Morning, gonna be doing some Rust in my free time the next weeks. But if all goes well get me to speak at Kafka Summit 😀. To bad it's not in Taxas.

skuro08:06:36

online event I presume?

gklijs09:06:10

Yes online.

Lennart Buit09:06:05

How do you guys go about learning a new language like Rust; I find it immensely interesting, but never managed to get past the fighting the borrow checker stage

borkdude10:06:31

@lennart.buit I recommend reading the Rust book and doing the exercises

Lennart Buit10:06:31

Right! That went much more elaborate since I looked at it a few years ago

gklijs10:06:58

Yes, Rust book, and if you are prepared it's going to be tough, it's actually not so bad. The borrow checker also gets improved over time, where the compiler does more and more of the inference, and less code/boilerplate is needed in some cases.

Lennart Buit10:06:12

Yah, mostly lack of trying at my side.
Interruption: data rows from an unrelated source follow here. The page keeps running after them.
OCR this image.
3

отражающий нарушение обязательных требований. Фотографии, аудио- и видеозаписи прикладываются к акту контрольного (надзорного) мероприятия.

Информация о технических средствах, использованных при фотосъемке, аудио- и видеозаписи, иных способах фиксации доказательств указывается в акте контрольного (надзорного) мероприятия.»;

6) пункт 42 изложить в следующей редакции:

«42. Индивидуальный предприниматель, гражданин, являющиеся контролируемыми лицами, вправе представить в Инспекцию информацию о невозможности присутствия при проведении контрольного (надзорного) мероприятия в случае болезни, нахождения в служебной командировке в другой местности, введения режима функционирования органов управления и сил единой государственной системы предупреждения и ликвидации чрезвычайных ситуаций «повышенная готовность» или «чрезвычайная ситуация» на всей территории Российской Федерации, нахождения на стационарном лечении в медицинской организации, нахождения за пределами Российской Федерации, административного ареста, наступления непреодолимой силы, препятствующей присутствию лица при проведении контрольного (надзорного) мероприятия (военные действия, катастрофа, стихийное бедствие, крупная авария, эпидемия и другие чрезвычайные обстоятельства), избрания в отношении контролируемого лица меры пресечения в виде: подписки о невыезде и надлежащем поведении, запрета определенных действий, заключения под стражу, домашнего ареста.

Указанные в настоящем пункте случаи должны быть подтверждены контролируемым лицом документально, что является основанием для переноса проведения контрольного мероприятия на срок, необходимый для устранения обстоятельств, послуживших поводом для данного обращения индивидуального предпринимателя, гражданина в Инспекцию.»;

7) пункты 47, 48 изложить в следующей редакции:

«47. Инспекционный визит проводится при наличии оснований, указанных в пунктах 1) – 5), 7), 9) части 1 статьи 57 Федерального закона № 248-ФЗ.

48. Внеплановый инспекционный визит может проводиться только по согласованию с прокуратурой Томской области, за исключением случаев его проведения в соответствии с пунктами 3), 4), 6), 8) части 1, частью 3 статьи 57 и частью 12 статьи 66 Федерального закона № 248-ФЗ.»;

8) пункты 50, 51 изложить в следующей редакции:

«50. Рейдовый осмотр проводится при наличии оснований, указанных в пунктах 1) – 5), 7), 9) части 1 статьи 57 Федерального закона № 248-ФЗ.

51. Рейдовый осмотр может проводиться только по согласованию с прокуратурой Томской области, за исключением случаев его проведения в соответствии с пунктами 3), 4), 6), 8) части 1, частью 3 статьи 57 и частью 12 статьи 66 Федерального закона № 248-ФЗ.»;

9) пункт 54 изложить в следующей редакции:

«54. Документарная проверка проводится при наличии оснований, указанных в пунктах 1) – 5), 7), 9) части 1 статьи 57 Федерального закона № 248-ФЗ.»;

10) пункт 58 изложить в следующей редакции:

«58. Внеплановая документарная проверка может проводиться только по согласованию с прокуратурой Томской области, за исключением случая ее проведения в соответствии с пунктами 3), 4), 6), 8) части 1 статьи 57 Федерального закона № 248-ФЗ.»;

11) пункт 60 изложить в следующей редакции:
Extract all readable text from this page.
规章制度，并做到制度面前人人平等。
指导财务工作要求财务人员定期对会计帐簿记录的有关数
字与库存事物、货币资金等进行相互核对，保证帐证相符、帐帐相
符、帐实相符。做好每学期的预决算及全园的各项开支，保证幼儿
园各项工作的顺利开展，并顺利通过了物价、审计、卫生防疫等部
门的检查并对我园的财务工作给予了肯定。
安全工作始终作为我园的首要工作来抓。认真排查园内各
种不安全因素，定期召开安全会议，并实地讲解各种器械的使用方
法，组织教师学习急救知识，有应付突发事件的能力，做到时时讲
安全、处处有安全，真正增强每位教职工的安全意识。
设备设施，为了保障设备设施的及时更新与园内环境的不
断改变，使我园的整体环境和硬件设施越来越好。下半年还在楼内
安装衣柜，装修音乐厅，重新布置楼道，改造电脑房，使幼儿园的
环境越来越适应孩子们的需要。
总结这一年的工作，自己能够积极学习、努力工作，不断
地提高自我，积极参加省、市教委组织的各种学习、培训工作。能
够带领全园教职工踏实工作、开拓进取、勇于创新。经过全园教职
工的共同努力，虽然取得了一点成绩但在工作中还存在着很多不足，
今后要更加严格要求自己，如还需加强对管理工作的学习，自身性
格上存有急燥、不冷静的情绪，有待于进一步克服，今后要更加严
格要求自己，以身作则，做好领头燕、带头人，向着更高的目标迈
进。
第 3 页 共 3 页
I didn’t really have a project or something, so I just stopped when it became a bit challenging ^^

borkdude10:06:47

I do have one "real" Rust project: https://github.com/babashka/pod-babashka-filewatcher of course it's to enhance babashka / Clojure 🙂

Lennart Buit10:06:58

Epic! I was like, is this JNI or some epic Graal option or something, but no, just plain old stdin/stdout

borkdude10:06:55

yep 🙂

gklijs11:06:53

I find it useful to learn one thing at a time. So for example not a new IDE and a new language at the same time. If you have a small existing project in Clojure, you could try to do the same with Rust. It decreases the complexity, and is probably easier to debug than a 'new' project.

Lennart Buit12:06:19

Right; yeah, thats always my struggle. Trying to do something new in a new language

borkdude12:06:08

welcome to contribute to the filewatcher. one thing I want to add to it is able to unwatch a directory or something like that

borkdude12:06:08

the challenge there is to manage multiple filewatcher objects in some vector or mutable map and destroy them later. my Rust isn't that good yet

Lennart Buit12:06:21

you would say its rust-y

Lennart Buit12:06:29

I’ll show myself out

Lennart Buit12:06:04

this is our office humor, can’t help it

borkdude12:06:23

thanks for letting me in on your office humor

Lennart Buit12:06:04

Anyhow, I’ll take a look as to whether I can help with that. Sounds like a good / contained challenge!

borkdude12:06:01

it does involve some knowledge of lifetimes, the relevant knowledge is in the last part of the Rust book

skuro12:06:27

are you guys doing rustacean things in emacs ?

skuro13:06:37

looking around, seemed to me that rust-analyzer was kinda recommended, but it's fairly hard for me to compare the two LS implementations

borkdude13:06:09

haven't tried that one

borkdude13:06:50

I did the google half a year ago, maybe things changed

borkdude13:06:03

but I know my setup works, so I ain't changing it now 😉

skuro13:06:16

oh I know the feeling

skuro13:06:26

emacs config + muscle memory be like

gklijs16:06:40

I'm almost always using IntelliJ. But it feels more sluggish with each release. Might try VS Code at some point.